Les affaires d'escroqueries financières ont poursuivi leur envolée l'année dernière et la tendance se poursuit en 2024, notamment pour les cartes de crédit et de débit.

Les clients sont de plus en plus souvent la cible des malfrats, qui les incitent à effectuer des paiements ou leurs soutirent les données d'accès.

Selon le rapport 2023 de l'Ombudsman des banques suisses, l'instance d'information et de médiation sans compétence juridictionnelle des clients des banques helvétiques, les cas d'escroqueries ont augmenté de 85% sur un an à 234 cas.

"Cette tendance reste malheureusement inchangée en 2024 et concorde avec l'évolution générale dont les autorités de poursuite pénale informent", a averti le médiateur dans son étude annuelle publiée mercredi.

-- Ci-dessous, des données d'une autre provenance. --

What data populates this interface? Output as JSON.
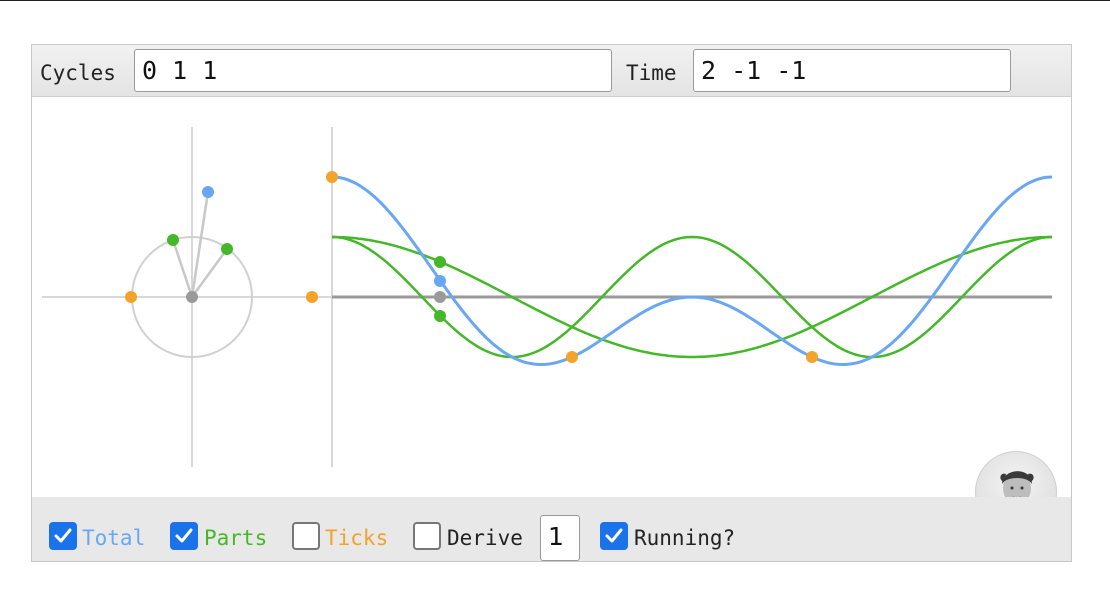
{
  "header": {
    "cycles_label": "Cycles",
    "cycles_value": "0 1 1",
    "time_label": "Time",
    "time_value": "2 -1 -1"
  },
  "footer": {
    "total_label": "Total",
    "total_checked": true,
    "parts_label": "Parts",
    "parts_checked": true,
    "ticks_label": "Ticks",
    "ticks_checked": false,
    "derive_label": "Derive",
    "derive_checked": false,
    "derive_value": "1",
    "running_label": "Running?",
    "running_checked": true
  },
  "colors": {
    "total": "#6aa7f3",
    "parts": "#44b828",
    "ticks": "#f3a22a",
    "axis": "#9a9a9a",
    "circle": "#d0d0d0",
    "checkbox": "#1a73e8"
  },
  "avatar": {
    "icon": "fourier-portrait-icon"
  }
}
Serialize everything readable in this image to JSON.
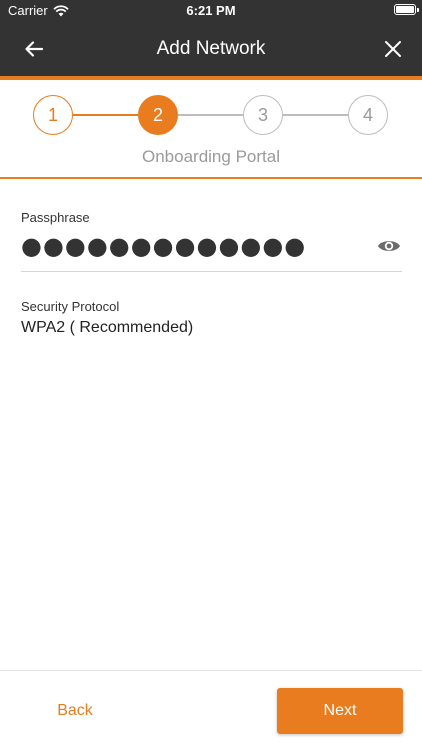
{
  "status_bar": {
    "carrier": "Carrier",
    "time": "6:21 PM",
    "wifi_icon": "wifi-icon",
    "battery_icon": "battery-icon"
  },
  "nav": {
    "title": "Add Network",
    "back_icon": "arrow-left-icon",
    "close_icon": "close-icon"
  },
  "stepper": {
    "steps": [
      {
        "label": "1",
        "state": "done"
      },
      {
        "label": "2",
        "state": "active"
      },
      {
        "label": "3",
        "state": "pending"
      },
      {
        "label": "4",
        "state": "pending"
      }
    ],
    "caption": "Onboarding Portal"
  },
  "form": {
    "passphrase": {
      "label": "Passphrase",
      "masked_value": "●●●●●●●●●●●●●",
      "toggle_icon": "eye-icon"
    },
    "security_protocol": {
      "label": "Security Protocol",
      "value": "WPA2 ( Recommended)"
    }
  },
  "footer": {
    "back_label": "Back",
    "next_label": "Next"
  },
  "colors": {
    "accent": "#e87c1e",
    "header": "#333333",
    "inactive": "#bdbdbd"
  }
}
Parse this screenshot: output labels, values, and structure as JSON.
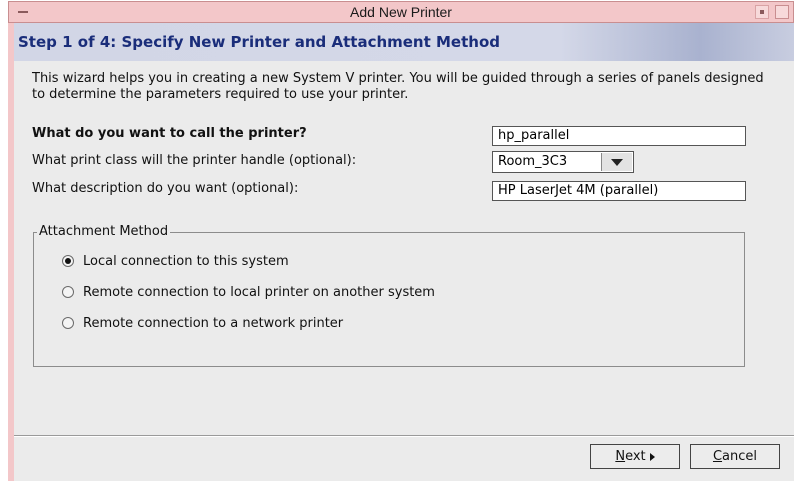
{
  "window": {
    "title": "Add New Printer"
  },
  "step": {
    "heading": "Step 1 of 4: Specify New Printer and Attachment Method"
  },
  "intro": "This wizard helps you in creating a new System V printer.  You will be guided through a series of panels designed to determine the parameters required to use your printer.",
  "form": {
    "name_label": "What do you want to call the printer?",
    "name_value": "hp_parallel",
    "class_label": "What print class will the printer handle (optional):",
    "class_value": "Room_3C3",
    "desc_label": "What description do you want (optional):",
    "desc_value": "HP LaserJet 4M (parallel)"
  },
  "attachment": {
    "title": "Attachment Method",
    "options": [
      {
        "label": "Local connection to this system",
        "selected": true
      },
      {
        "label": "Remote connection to local printer on another system",
        "selected": false
      },
      {
        "label": "Remote connection to a network printer",
        "selected": false
      }
    ]
  },
  "buttons": {
    "next_mnemonic": "N",
    "next_rest": "ext",
    "cancel_mnemonic": "C",
    "cancel_rest": "ancel"
  },
  "icons": {
    "menu": "window-menu-icon",
    "minimize": "minimize-icon",
    "maximize": "maximize-icon",
    "dropdown": "dropdown-arrow-icon",
    "next": "next-arrow-icon"
  },
  "colors": {
    "titlebar": "#f3c7c9",
    "step_text": "#1a2d7a",
    "panel": "#ebebeb"
  }
}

"Il apparaît de plus en plus clairement que ce sont moins les systèmes techniques que les facteurs humains - en l'occurrence les clients des banques - qui constituent les principales portes d'entrée de l'escroquerie", prévient l'institution de médiation financière dirigé par Andreas Barfuss. Selon le responsable, "les méthodes des escrocs sont de plus en plus sophistiquées sur les plans technologique et psychologique".

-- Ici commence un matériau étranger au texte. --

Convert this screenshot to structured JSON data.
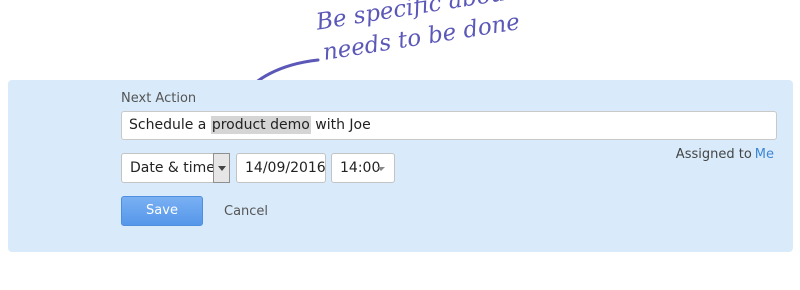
{
  "annotation": {
    "line1": "Be specific about what",
    "line2": "needs to be done",
    "color": "#5b58b8"
  },
  "form": {
    "next_action_label": "Next Action",
    "action_text_before": "Schedule a ",
    "action_text_highlight": "product demo",
    "action_text_after": " with Joe",
    "assigned_label": "Assigned to",
    "assigned_value": "Me",
    "due_type_selected": "Date & time",
    "date_value": "14/09/2016",
    "time_value": "14:00",
    "save_label": "Save",
    "cancel_label": "Cancel"
  },
  "colors": {
    "panel_bg": "#d9ebfb",
    "save_button": "#5697ea",
    "link": "#3d86d6"
  }
}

Les malfrats incitent les victimes à déclencher des versements, à débiter leurs cartes de paiement ou leurs soutirent les données d'accès de leurs cartes et comptes pour les débiter en leur faveur.

Une fois bernés, les clients ne bénéficient que de très peu de recours. "En règle générale, les clients doivent supporter eux-mêmes les dommages résultant de ces incidents. La responsabilité de la banque est rarement engagée", a souligné le médiateur dans son rapport, même si dans quelques cas "des prestations à titre de geste commercial peuvent être obtenues".

Prestataires étrangers inefficaces

Parmi les cas recensés l'année dernière, l'Ombudsman a constaté que certaines victimes d'une escroquerie à l'investissement ont fait appel à des prestataires externes. Ces derniers ont rédigé à leur place des réclamations à la banque et au médiateur.

"Certaines de ces réclamations ont parfois même été rédigées par un cabinet d'avocats établi dans un pays d'Europe de l'Est", promettant à leurs clients de récupérer l'argent que leur ont soutiré des escrocs. "La plupart du temps, ces requêtes sont volumineuses, mais guère adaptées aux faits concrets et à la situation juridique suisse", a averti le médiateur, qui dit n'avoir jamais réussi à obtenir un résultat dans tel cas.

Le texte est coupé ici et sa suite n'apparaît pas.